With nearly 85 percent of tsunamis occurring in the Pacific Ocean and predictions that 75 percent of Americans will live in coastal communities by 2025, a Senate committee met Wednesday to explore the accuracy, robustness and reliability of the system to warn about tsunamis.

After the Dec. 26 tsunami that devastated many countries along the Indian Ocean, Congress and President Bush issued an urgent call to examine and improve the U.S. tsunami warning system. Sen. Daniel Inouye, D-Hawaii, later introduced a measure, S. 50, designed to improve the detection, warning and notification system in the United States.

"We must study carefully the nature of the threat of tsunami, assess our capacity for detecting and forecasting these natural disasters, and make a plan that both makes sense and is sustainable over time," he said during a hearing before the Senate Commerce, Science and Transportation Committee. Inouye is the top Democrat on the panel.

Several federal agencies, including the National Science Foundation, U.S. Geological Survey and White House Office of Science and Technology Policy (OSTP), have roles in the system.

The National Oceanic and Atmospheric Administration (NOAA) operates six deep-ocean assessment and reporting of tsunami (DART) buoys in the Pacific that can measure and detect deep-ocean movement and immediately send data to warning centers in Hawaii and Alaska in real time, said Brig. Gen. John Kelly, a deputy undersecretary of Commerce at NOAA.

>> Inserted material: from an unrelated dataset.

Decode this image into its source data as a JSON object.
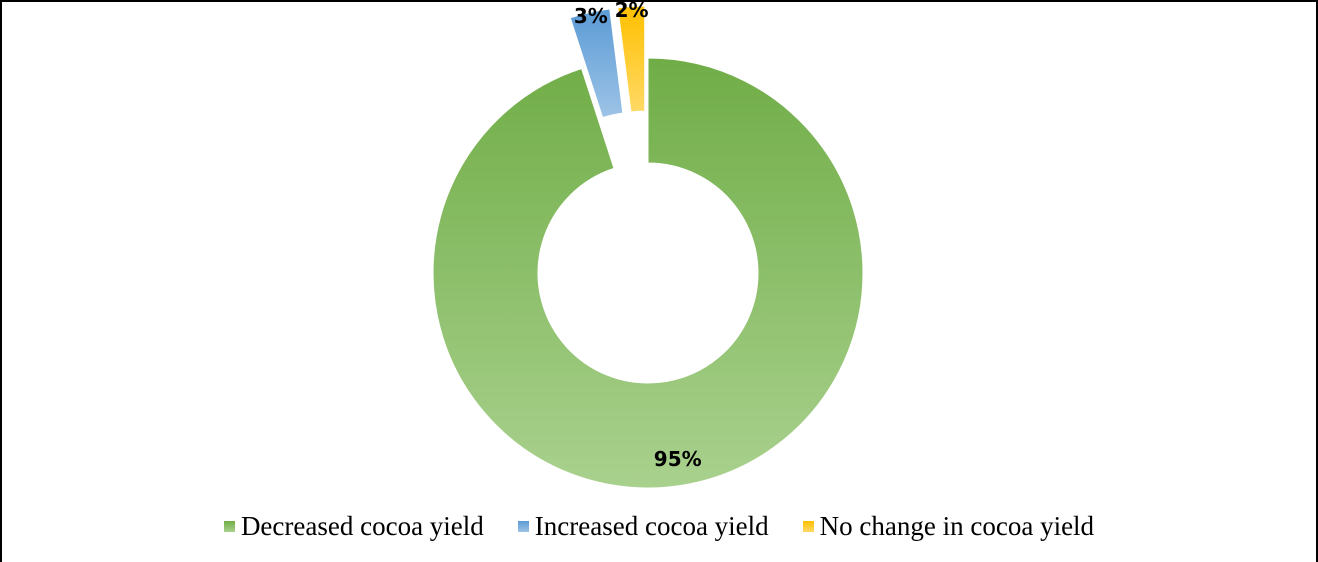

But three of those along the Aleutian Channel are not operational, OSTP Director John Marburger said. They are down due to factors such as weather and malfunctioning components, he said. One has been down since October 2003, with two others going down in late 2004.

NOAA plans to install 32 new DART buoys in the Pacific and Atlantic oceans and Caribbean Sea by mid-2007. "No other country has developed technology like this," Kelly said.

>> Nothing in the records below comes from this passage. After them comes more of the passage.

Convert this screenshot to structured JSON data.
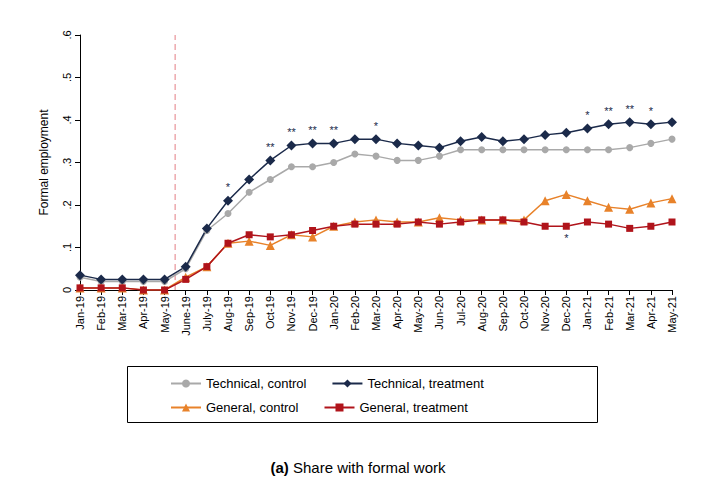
{
  "chart_data": {
    "type": "line",
    "title": "(a) Share with formal work",
    "y_label": "Formal employment",
    "categories": [
      "Jan-19",
      "Feb-19",
      "Mar-19",
      "Apr-19",
      "May-19",
      "June-19",
      "July-19",
      "Aug-19",
      "Sep-19",
      "Oct-19",
      "Nov-19",
      "Dec-19",
      "Jan-20",
      "Feb-20",
      "Mar-20",
      "Apr-20",
      "May-20",
      "Jun-20",
      "Jul-20",
      "Aug-20",
      "Sep-20",
      "Oct-20",
      "Nov-20",
      "Dec-20",
      "Jan-21",
      "Feb-21",
      "Mar-21",
      "Apr-21",
      "May-21"
    ],
    "series": [
      {
        "name": "Technical, control",
        "color": "#a9a9a9",
        "marker": "circle",
        "values": [
          0.03,
          0.02,
          0.02,
          0.02,
          0.02,
          0.05,
          0.14,
          0.18,
          0.23,
          0.26,
          0.29,
          0.29,
          0.3,
          0.32,
          0.315,
          0.305,
          0.305,
          0.315,
          0.33,
          0.33,
          0.33,
          0.33,
          0.33,
          0.33,
          0.33,
          0.33,
          0.335,
          0.345,
          0.355
        ]
      },
      {
        "name": "Technical, treatment",
        "color": "#1b2a4a",
        "marker": "diamond",
        "values": [
          0.035,
          0.025,
          0.025,
          0.025,
          0.025,
          0.055,
          0.145,
          0.21,
          0.26,
          0.305,
          0.34,
          0.345,
          0.345,
          0.355,
          0.355,
          0.345,
          0.34,
          0.335,
          0.35,
          0.36,
          0.35,
          0.355,
          0.365,
          0.37,
          0.38,
          0.39,
          0.395,
          0.39,
          0.395
        ]
      },
      {
        "name": "General, control",
        "color": "#e8822a",
        "marker": "triangle",
        "values": [
          0.005,
          0.005,
          0.005,
          0.0,
          0.0,
          0.03,
          0.055,
          0.11,
          0.115,
          0.105,
          0.13,
          0.125,
          0.15,
          0.16,
          0.165,
          0.16,
          0.16,
          0.17,
          0.165,
          0.165,
          0.165,
          0.165,
          0.21,
          0.225,
          0.21,
          0.195,
          0.19,
          0.205,
          0.215
        ]
      },
      {
        "name": "General, treatment",
        "color": "#b0141b",
        "marker": "rect",
        "values": [
          0.005,
          0.005,
          0.005,
          0.0,
          0.0,
          0.025,
          0.055,
          0.11,
          0.13,
          0.125,
          0.13,
          0.14,
          0.15,
          0.155,
          0.155,
          0.155,
          0.16,
          0.155,
          0.16,
          0.165,
          0.165,
          0.16,
          0.15,
          0.15,
          0.16,
          0.155,
          0.145,
          0.15,
          0.16
        ]
      }
    ],
    "annotations": [
      {
        "series": "Technical, treatment",
        "category": "Aug-19",
        "text": "*"
      },
      {
        "series": "Technical, treatment",
        "category": "Oct-19",
        "text": "**"
      },
      {
        "series": "Technical, treatment",
        "category": "Nov-19",
        "text": "**"
      },
      {
        "series": "Technical, treatment",
        "category": "Dec-19",
        "text": "**"
      },
      {
        "series": "Technical, treatment",
        "category": "Jan-20",
        "text": "**"
      },
      {
        "series": "Technical, treatment",
        "category": "Mar-20",
        "text": "*"
      },
      {
        "series": "Technical, treatment",
        "category": "Jan-21",
        "text": "*"
      },
      {
        "series": "Technical, treatment",
        "category": "Feb-21",
        "text": "**"
      },
      {
        "series": "Technical, treatment",
        "category": "Mar-21",
        "text": "**"
      },
      {
        "series": "Technical, treatment",
        "category": "Apr-21",
        "text": "*"
      },
      {
        "series": "General, treatment",
        "category": "Dec-20",
        "text": "*"
      }
    ],
    "reference_line": {
      "between": [
        "May-19",
        "June-19"
      ],
      "color": "#e8949a",
      "line_style": "dashed"
    },
    "ylim": [
      0,
      0.6
    ],
    "yticks": [
      0,
      {
        "value": 0.1,
        "label": ".1"
      },
      {
        "value": 0.2,
        "label": ".2"
      },
      {
        "value": 0.3,
        "label": ".3"
      },
      {
        "value": 0.4,
        "label": ".4"
      },
      {
        "value": 0.5,
        "label": ".5"
      },
      {
        "value": 0.6,
        "label": ".6"
      }
    ],
    "grid": false,
    "legend": "bottom"
  }
}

"I don't want to minimize the DART technology," he added, but even though three buoys are currently down, they are not the only essential part of the warning system.

"Tsunami preparedness involves a number of things," Kelly said, including 100 percent real-time assessment of seismic and oceanographic data, high-speed analysis and communication systems and "an established local communications infrastructure."

Inouye's legislation calls for improved federal, state and international coordination for issuing tsunami warnings and establishing safe zones for people impacted by a potential disaster. The measure also calls for advanced mapping, geospatial and communications technologies.

Committee Chairman Ted Stevens, R-Alaska, asked each of the agencies to report within two weeks on how best to establish a warning system to notify emergency personnel, the emergency broadcast system, the Federal Emergency Management Agency and the Weather Channel.

The most important part of the warning system is strong communications and education systems for the people who receive the warnings, Kelly said. "In the final analysis," he said, "the action will have to take place in the local community."